## Change in free energy for a reaction at equilibrium

$\Delta G^{\circ}= \Delta H^{\circ} - T \Delta S^{\circ}$

$\Delta G^{\circ}= -RT\ln K$

$\Delta G^{\circ}= \sum \Delta G_{f}^{\circ}(products) - \sum \Delta G_{f}^{\circ}(reactants)$

Sam Joslyn 1G
Posts: 34
Joined: Fri Sep 28, 2018 12:20 am

### Change in free energy for a reaction at equilibrium

I am a little confused by the notes I took during Friday week 6's lecture, and was wondering if anyone could help clarify. I am confused as to whether the change in Gibbs free energy for a reaction at equilibrium is 0 or -RTln(K). And if it is the latter, how can a reaction at equilibrium have a change in energy?
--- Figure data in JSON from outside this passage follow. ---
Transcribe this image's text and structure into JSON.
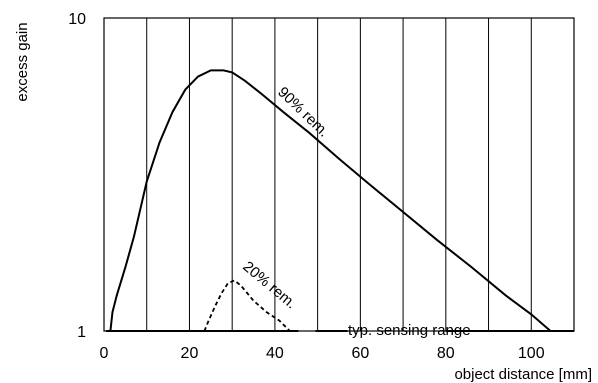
{
  "chart_data": {
    "type": "line",
    "xlabel": "object distance [mm]",
    "ylabel": "excess gain",
    "x_ticks": [
      "0",
      "20",
      "40",
      "60",
      "80",
      "100"
    ],
    "y_ticks": [
      "1",
      "10"
    ],
    "xlim": [
      0,
      110
    ],
    "ylim": [
      1,
      10
    ],
    "y_scale": "log",
    "grid": "vertical every 10 mm",
    "series": [
      {
        "name": "90% rem.",
        "style": "solid",
        "points": [
          [
            1.5,
            1.0
          ],
          [
            2,
            1.15
          ],
          [
            3,
            1.3
          ],
          [
            5,
            1.6
          ],
          [
            7,
            2.0
          ],
          [
            10,
            3.0
          ],
          [
            13,
            4.0
          ],
          [
            16,
            5.0
          ],
          [
            19,
            5.9
          ],
          [
            22,
            6.5
          ],
          [
            25,
            6.8
          ],
          [
            28,
            6.8
          ],
          [
            30,
            6.7
          ],
          [
            33,
            6.3
          ],
          [
            37,
            5.7
          ],
          [
            42,
            5.0
          ],
          [
            48,
            4.3
          ],
          [
            55,
            3.55
          ],
          [
            62,
            2.95
          ],
          [
            70,
            2.4
          ],
          [
            78,
            1.95
          ],
          [
            86,
            1.6
          ],
          [
            94,
            1.3
          ],
          [
            100,
            1.13
          ],
          [
            104.5,
            1.0
          ]
        ]
      },
      {
        "name": "20% rem.",
        "style": "dashed",
        "points": [
          [
            23.5,
            1.0
          ],
          [
            24.5,
            1.08
          ],
          [
            26,
            1.2
          ],
          [
            27.5,
            1.32
          ],
          [
            29,
            1.42
          ],
          [
            30.5,
            1.45
          ],
          [
            32,
            1.4
          ],
          [
            35,
            1.25
          ],
          [
            38,
            1.15
          ],
          [
            41,
            1.08
          ],
          [
            43.5,
            1.0
          ]
        ]
      }
    ],
    "annotations": {
      "series1_label": "90% rem.",
      "series2_label": "20% rem.",
      "range_label": "typ. sensing range"
    },
    "colors": {
      "lines": "#000000",
      "background": "#ffffff"
    }
  }
}
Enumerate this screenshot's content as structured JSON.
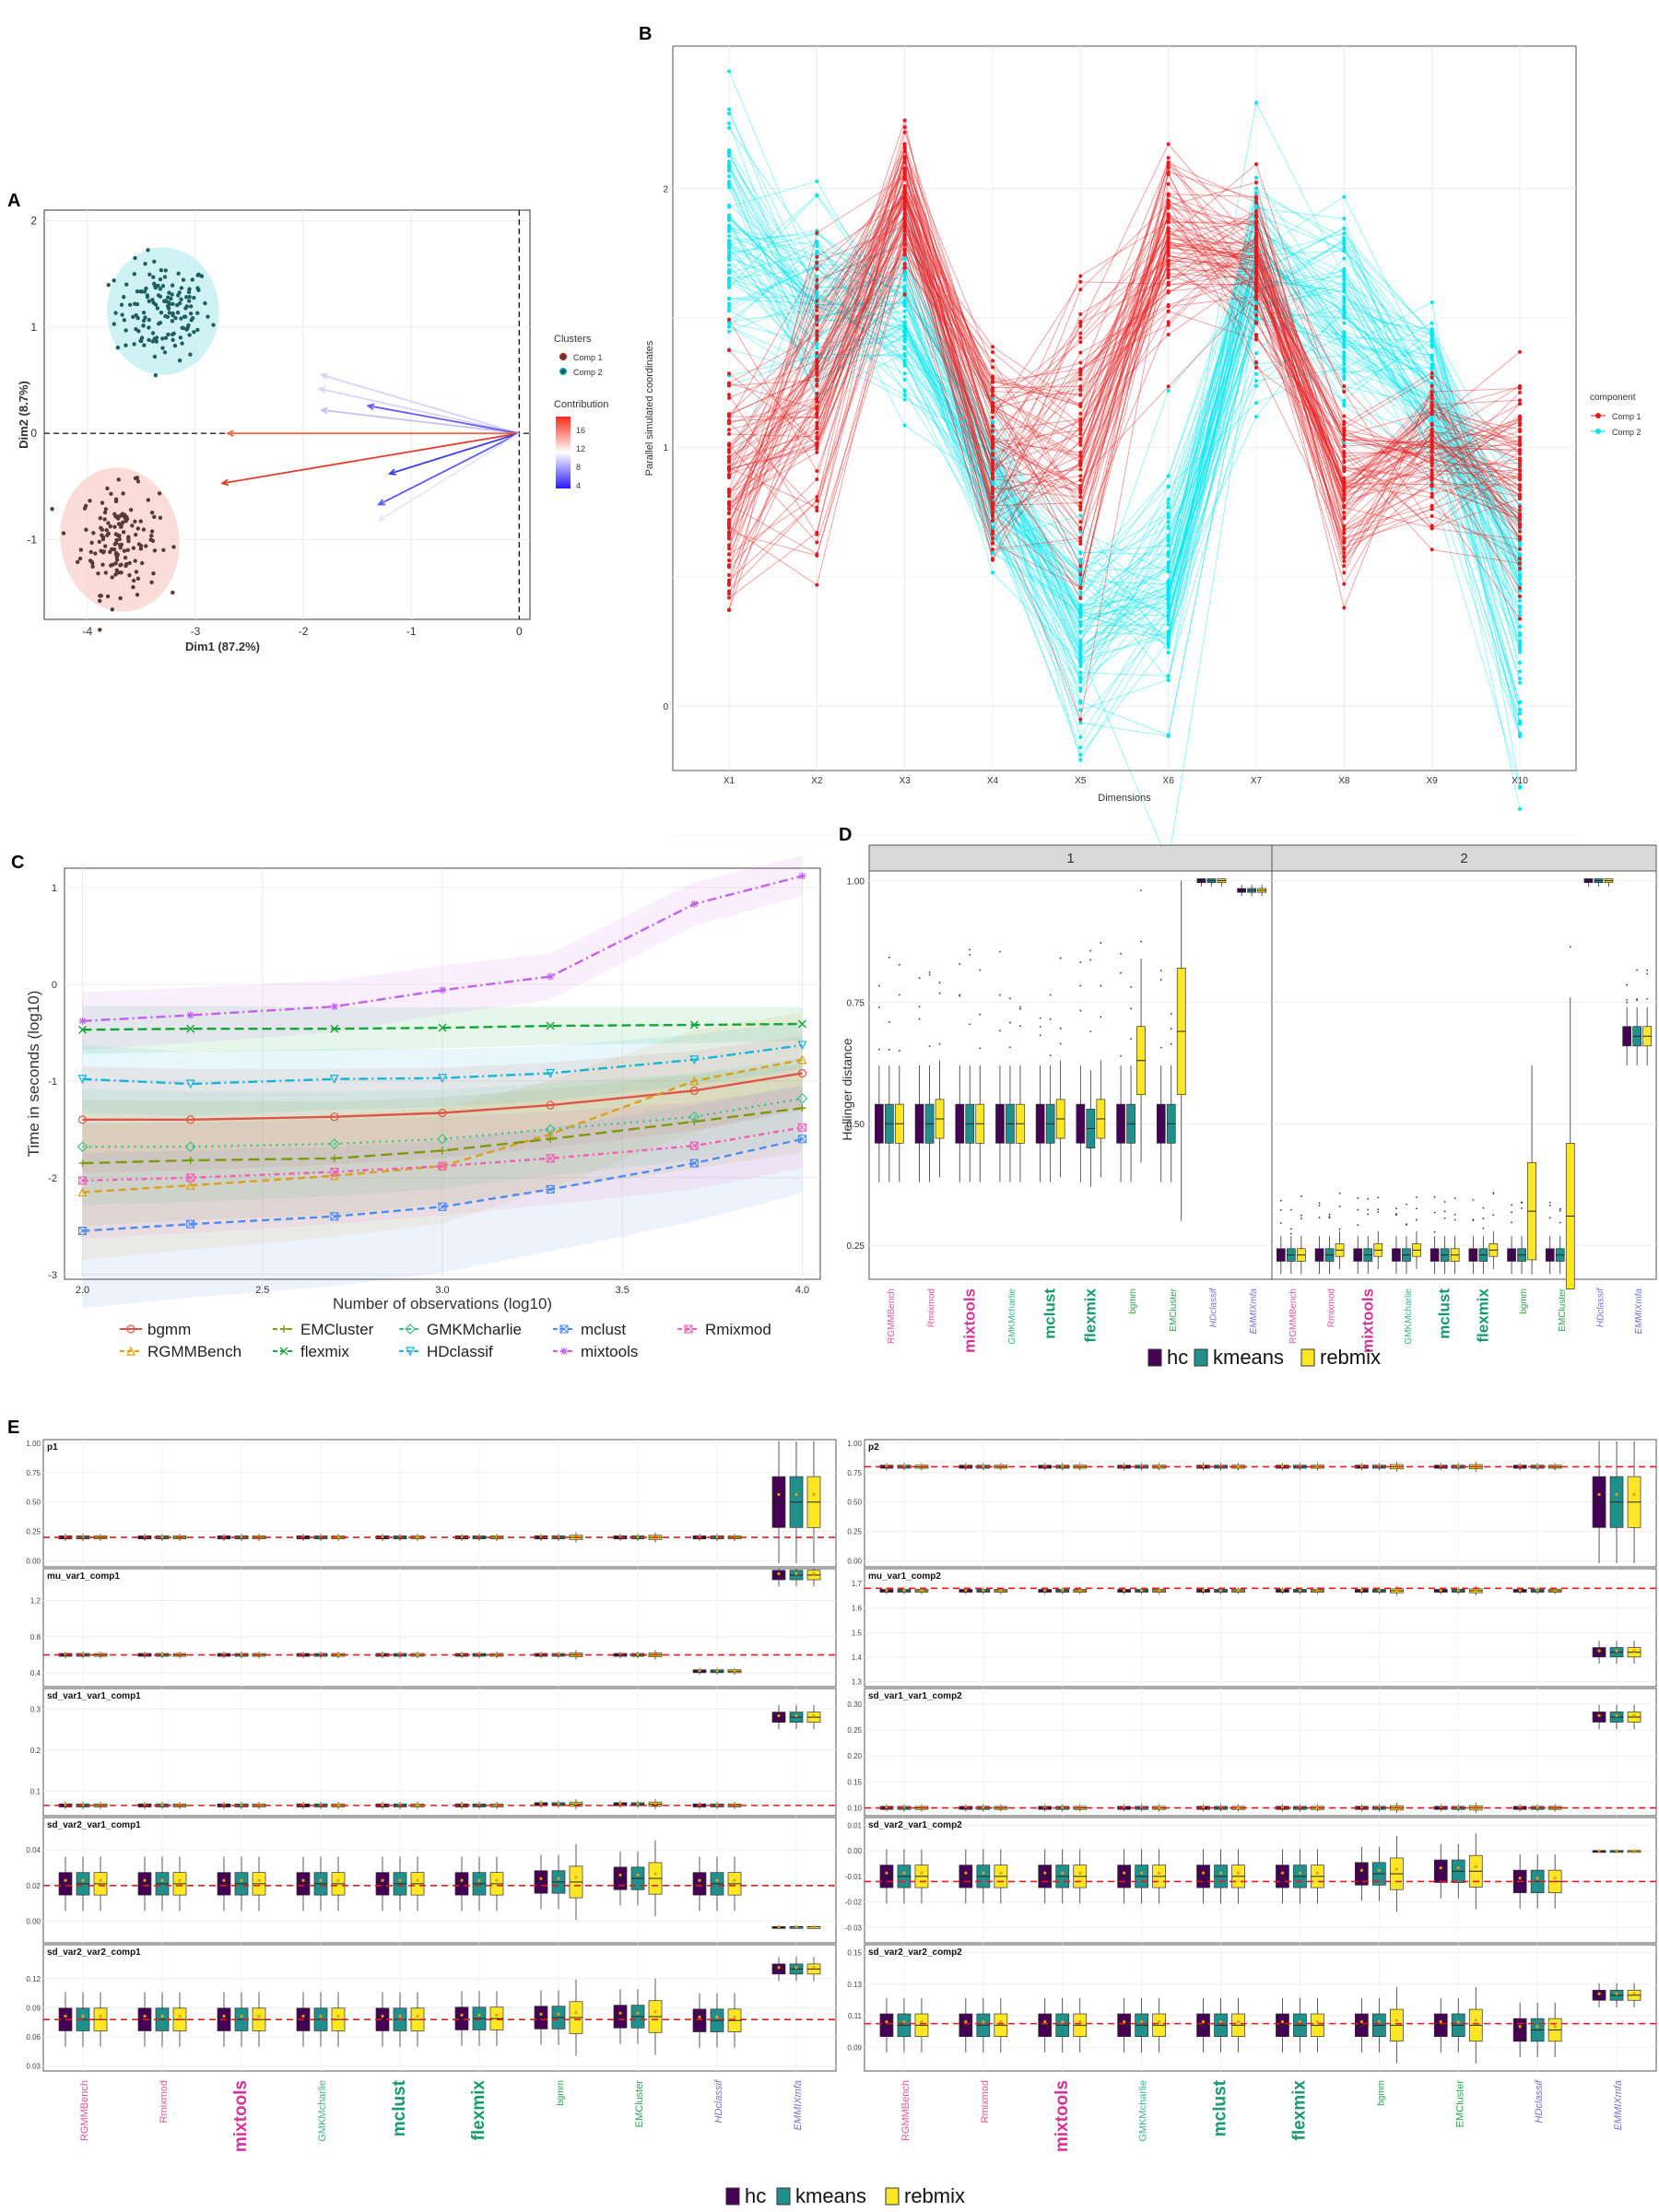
{
  "panels": {
    "A": {
      "letter": "A",
      "title": "",
      "xlabel": "Dim1 (87.2%)",
      "ylabel": "Dim2 (8.7%)",
      "xticks": [
        "-4",
        "-3",
        "-2",
        "-1",
        "0"
      ],
      "yticks": [
        "2",
        "1",
        "0",
        "-1"
      ],
      "legend_clusters_title": "Clusters",
      "legend_clusters": [
        "Comp 1",
        "Comp 2"
      ],
      "legend_contrib_title": "Contribution",
      "legend_contrib_ticks": [
        "16",
        "12",
        "8",
        "4"
      ]
    },
    "B": {
      "letter": "B",
      "xlabel": "Dimensions",
      "ylabel": "Parallel simulated coordinates",
      "xticks": [
        "X1",
        "X2",
        "X3",
        "X4",
        "X5",
        "X6",
        "X7",
        "X8",
        "X9",
        "X10"
      ],
      "yticks": [
        "2",
        "1",
        "0"
      ],
      "legend_title": "component",
      "legend": [
        "Comp 1",
        "Comp 2"
      ]
    },
    "C": {
      "letter": "C",
      "xlabel": "Number of observations (log10)",
      "ylabel": "Time in seconds (log10)",
      "xticks": [
        "2.0",
        "2.5",
        "3.0",
        "3.5",
        "4.0"
      ],
      "yticks": [
        "1",
        "0",
        "-1",
        "-2",
        "-3"
      ],
      "legend": [
        "bgmm",
        "RGMMBench",
        "EMCluster",
        "flexmix",
        "GMKMcharlie",
        "HDclassif",
        "mclust",
        "mixtools",
        "Rmixmod"
      ]
    },
    "D": {
      "letter": "D",
      "ylabel": "Hellinger distance",
      "facets": [
        "1",
        "2"
      ],
      "yticks": [
        "1.00",
        "0.75",
        "0.50",
        "0.25"
      ],
      "packages": [
        "RGMMBench",
        "Rmixmod",
        "mixtools",
        "GMKMcharlie",
        "mclust",
        "flexmix",
        "bgmm",
        "EMCluster",
        "HDclassif",
        "EMMIXmfa"
      ],
      "legend": [
        "hc",
        "kmeans",
        "rebmix"
      ]
    },
    "E": {
      "letter": "E",
      "facets_left": [
        "p1",
        "mu_var1_comp1",
        "sd_var1_var1_comp1",
        "sd_var2_var1_comp1",
        "sd_var2_var2_comp1"
      ],
      "facets_right": [
        "p2",
        "mu_var1_comp2",
        "sd_var1_var1_comp2",
        "sd_var2_var1_comp2",
        "sd_var2_var2_comp2"
      ],
      "packages": [
        "RGMMBench",
        "Rmixmod",
        "mixtools",
        "GMKMcharlie",
        "mclust",
        "flexmix",
        "bgmm",
        "EMCluster",
        "HDclassif",
        "EMMIXmfa"
      ],
      "legend": [
        "hc",
        "kmeans",
        "rebmix"
      ],
      "left_yticks": [
        [
          "1.00",
          "0.75",
          "0.50",
          "0.25",
          "0.00"
        ],
        [
          "1.2",
          "0.8",
          "0.4"
        ],
        [
          "0.3",
          "0.2",
          "0.1"
        ],
        [
          "0.04",
          "0.02",
          "0.00"
        ],
        [
          "0.12",
          "0.09",
          "0.06",
          "0.03"
        ]
      ],
      "right_yticks": [
        [
          "1.00",
          "0.75",
          "0.50",
          "0.25",
          "0.00"
        ],
        [
          "1.7",
          "1.6",
          "1.5",
          "1.4",
          "1.3"
        ],
        [
          "0.30",
          "0.25",
          "0.20",
          "0.15",
          "0.10"
        ],
        [
          "0.01",
          "0.00",
          "-0.01",
          "-0.02",
          "-0.03"
        ],
        [
          "0.15",
          "0.13",
          "0.11",
          "0.09"
        ]
      ]
    }
  },
  "colors": {
    "comp1": "#e41a1c",
    "comp2": "#00e5ee",
    "hc": "#440154",
    "kmeans": "#21908c",
    "rebmix": "#fde725",
    "refline": "#e41a1c",
    "strip": "#d9d9d9"
  },
  "chart_data": [
    {
      "type": "scatter",
      "title": "",
      "xlabel": "Dim1 (87.2%)",
      "ylabel": "Dim2 (8.7%)",
      "xlim": [
        -4.4,
        0.1
      ],
      "ylim": [
        -1.75,
        2.1
      ],
      "series": [
        {
          "name": "Comp 1",
          "center": [
            -3.7,
            -1.0
          ]
        },
        {
          "name": "Comp 2",
          "center": [
            -3.3,
            1.15
          ]
        }
      ]
    },
    {
      "type": "line",
      "title": "",
      "xlabel": "Dimensions",
      "ylabel": "Parallel simulated coordinates",
      "categories": [
        "X1",
        "X2",
        "X3",
        "X4",
        "X5",
        "X6",
        "X7",
        "X8",
        "X9",
        "X10"
      ],
      "series": [
        {
          "name": "Comp 1",
          "means": [
            0.85,
            1.2,
            1.95,
            0.95,
            1.0,
            1.8,
            1.7,
            0.85,
            1.0,
            0.9
          ]
        },
        {
          "name": "Comp 2",
          "means": [
            1.75,
            1.55,
            1.5,
            0.85,
            0.35,
            0.4,
            1.7,
            1.5,
            1.2,
            0.4
          ]
        }
      ]
    },
    {
      "type": "line",
      "xlabel": "Number of observations (log10)",
      "ylabel": "Time in seconds (log10)",
      "xlim": [
        1.95,
        4.05
      ],
      "ylim": [
        -3.05,
        1.2
      ],
      "x": [
        2.0,
        2.3,
        2.7,
        3.0,
        3.3,
        3.7,
        4.0
      ],
      "series": [
        {
          "name": "bgmm",
          "values": [
            -1.4,
            -1.4,
            -1.37,
            -1.33,
            -1.25,
            -1.1,
            -0.92
          ]
        },
        {
          "name": "RGMMBench",
          "values": [
            -2.15,
            -2.08,
            -1.98,
            -1.88,
            -1.55,
            -1.0,
            -0.78
          ]
        },
        {
          "name": "EMCluster",
          "values": [
            -1.85,
            -1.82,
            -1.8,
            -1.72,
            -1.6,
            -1.42,
            -1.28
          ]
        },
        {
          "name": "flexmix",
          "values": [
            -0.47,
            -0.46,
            -0.46,
            -0.45,
            -0.43,
            -0.42,
            -0.41
          ]
        },
        {
          "name": "GMKMcharlie",
          "values": [
            -1.68,
            -1.68,
            -1.65,
            -1.6,
            -1.5,
            -1.37,
            -1.18
          ]
        },
        {
          "name": "HDclassif",
          "values": [
            -0.98,
            -1.03,
            -0.98,
            -0.97,
            -0.92,
            -0.78,
            -0.63
          ]
        },
        {
          "name": "mclust",
          "values": [
            -2.55,
            -2.48,
            -2.4,
            -2.3,
            -2.12,
            -1.85,
            -1.6
          ]
        },
        {
          "name": "mixtools",
          "values": [
            -0.38,
            -0.32,
            -0.23,
            -0.06,
            0.08,
            0.83,
            1.12
          ]
        },
        {
          "name": "Rmixmod",
          "values": [
            -2.03,
            -2.0,
            -1.94,
            -1.88,
            -1.8,
            -1.67,
            -1.48
          ]
        }
      ]
    },
    {
      "type": "box",
      "ylabel": "Hellinger distance",
      "ylim": [
        0.18,
        1.02
      ],
      "categories": [
        "RGMMBench",
        "Rmixmod",
        "mixtools",
        "GMKMcharlie",
        "mclust",
        "flexmix",
        "bgmm",
        "EMCluster",
        "HDclassif",
        "EMMIXmfa"
      ],
      "facets": [
        {
          "name": "1",
          "medians": {
            "hc": [
              0.5,
              0.5,
              0.5,
              0.5,
              0.5,
              0.5,
              0.5,
              0.5,
              1.0,
              0.98
            ],
            "kmeans": [
              0.5,
              0.5,
              0.5,
              0.5,
              0.5,
              0.49,
              0.5,
              0.5,
              1.0,
              0.98
            ],
            "rebmix": [
              0.5,
              0.51,
              0.5,
              0.5,
              0.51,
              0.51,
              0.63,
              0.69,
              1.0,
              0.98
            ]
          }
        },
        {
          "name": "2",
          "medians": {
            "hc": [
              0.23,
              0.23,
              0.23,
              0.23,
              0.23,
              0.23,
              0.23,
              0.23,
              1.0,
              0.68
            ],
            "kmeans": [
              0.23,
              0.23,
              0.23,
              0.23,
              0.23,
              0.23,
              0.23,
              0.23,
              1.0,
              0.68
            ],
            "rebmix": [
              0.23,
              0.24,
              0.24,
              0.24,
              0.23,
              0.24,
              0.32,
              0.31,
              1.0,
              0.68
            ]
          }
        }
      ]
    },
    {
      "type": "box",
      "title": "",
      "categories": [
        "RGMMBench",
        "Rmixmod",
        "mixtools",
        "GMKMcharlie",
        "mclust",
        "flexmix",
        "bgmm",
        "EMCluster",
        "HDclassif",
        "EMMIXmfa"
      ],
      "facets": [
        {
          "name": "p1",
          "ylim": [
            -0.05,
            1.03
          ],
          "ref": 0.2,
          "medians": [
            0.2,
            0.2,
            0.2,
            0.2,
            0.2,
            0.2,
            0.2,
            0.2,
            0.2,
            0.5
          ]
        },
        {
          "name": "mu_var1_comp1",
          "ylim": [
            0.25,
            1.55
          ],
          "ref": 0.6,
          "medians": [
            0.6,
            0.6,
            0.6,
            0.6,
            0.6,
            0.6,
            0.6,
            0.6,
            0.42,
            1.48
          ]
        },
        {
          "name": "sd_var1_var1_comp1",
          "ylim": [
            0.04,
            0.35
          ],
          "ref": 0.065,
          "medians": [
            0.065,
            0.065,
            0.065,
            0.065,
            0.065,
            0.065,
            0.068,
            0.068,
            0.065,
            0.28
          ]
        },
        {
          "name": "sd_var2_var1_comp1",
          "ylim": [
            -0.012,
            0.058
          ],
          "ref": 0.02,
          "medians": [
            0.021,
            0.021,
            0.021,
            0.021,
            0.021,
            0.021,
            0.022,
            0.024,
            0.021,
            -0.003
          ]
        },
        {
          "name": "sd_var2_var2_comp1",
          "ylim": [
            0.025,
            0.155
          ],
          "ref": 0.078,
          "medians": [
            0.078,
            0.078,
            0.078,
            0.078,
            0.078,
            0.079,
            0.08,
            0.081,
            0.077,
            0.13
          ]
        },
        {
          "name": "p2",
          "ylim": [
            -0.05,
            1.03
          ],
          "ref": 0.8,
          "medians": [
            0.8,
            0.8,
            0.8,
            0.8,
            0.8,
            0.8,
            0.8,
            0.8,
            0.8,
            0.5
          ]
        },
        {
          "name": "mu_var1_comp2",
          "ylim": [
            1.28,
            1.76
          ],
          "ref": 1.68,
          "medians": [
            1.67,
            1.67,
            1.67,
            1.67,
            1.67,
            1.67,
            1.67,
            1.67,
            1.67,
            1.42
          ]
        },
        {
          "name": "sd_var1_var1_comp2",
          "ylim": [
            0.085,
            0.33
          ],
          "ref": 0.1,
          "medians": [
            0.1,
            0.1,
            0.1,
            0.1,
            0.1,
            0.1,
            0.1,
            0.1,
            0.1,
            0.275
          ]
        },
        {
          "name": "sd_var2_var1_comp2",
          "ylim": [
            -0.036,
            0.013
          ],
          "ref": -0.012,
          "medians": [
            -0.01,
            -0.01,
            -0.01,
            -0.01,
            -0.01,
            -0.01,
            -0.009,
            -0.008,
            -0.012,
            0.0
          ]
        },
        {
          "name": "sd_var2_var2_comp2",
          "ylim": [
            0.075,
            0.155
          ],
          "ref": 0.105,
          "medians": [
            0.104,
            0.104,
            0.104,
            0.104,
            0.104,
            0.104,
            0.104,
            0.104,
            0.101,
            0.123
          ]
        }
      ]
    }
  ]
}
Jayasuriya Senthilvelan 4I
Posts: 31
Joined: Thu Jan 10, 2019 12:17 am

### Re: Change in free energy for a reaction at equilibrium

The change in Gibbs free energy for a reaction at equilibrium is 0. When delta G is zero, it means neither the forward reaction nor the reverse reaction is more spontaneous or more favored than the other. That is, both directions are equally favored. This matches with the definition of equilibrium (both forward and reverse reactions occur at equal rates).

Sydney Tay 2B
Posts: 64
Joined: Fri Sep 28, 2018 12:20 am

### Re: Change in free energy for a reaction at equilibrium

At equilibrium deltaG is 0 when at constant temperature and pressure. The example they give in the textbook is that when the temperature is 0 C, solid water and liquid water are at an equilibrium (as seen in the heating curve because they are both present), so the deltaG is 0.

Brian Hom 2F
Posts: 60
Joined: Fri Sep 28, 2018 12:24 am

### Re: Change in free energy for a reaction at equilibrium

The change in Gibbs free energy for a reaction at equilibrium is 0 J because at equilibrium neither the forward reaction nor the reverse reaction is favored so the change in Gibbs free energy is 0. Both reactions are equally spontaneous.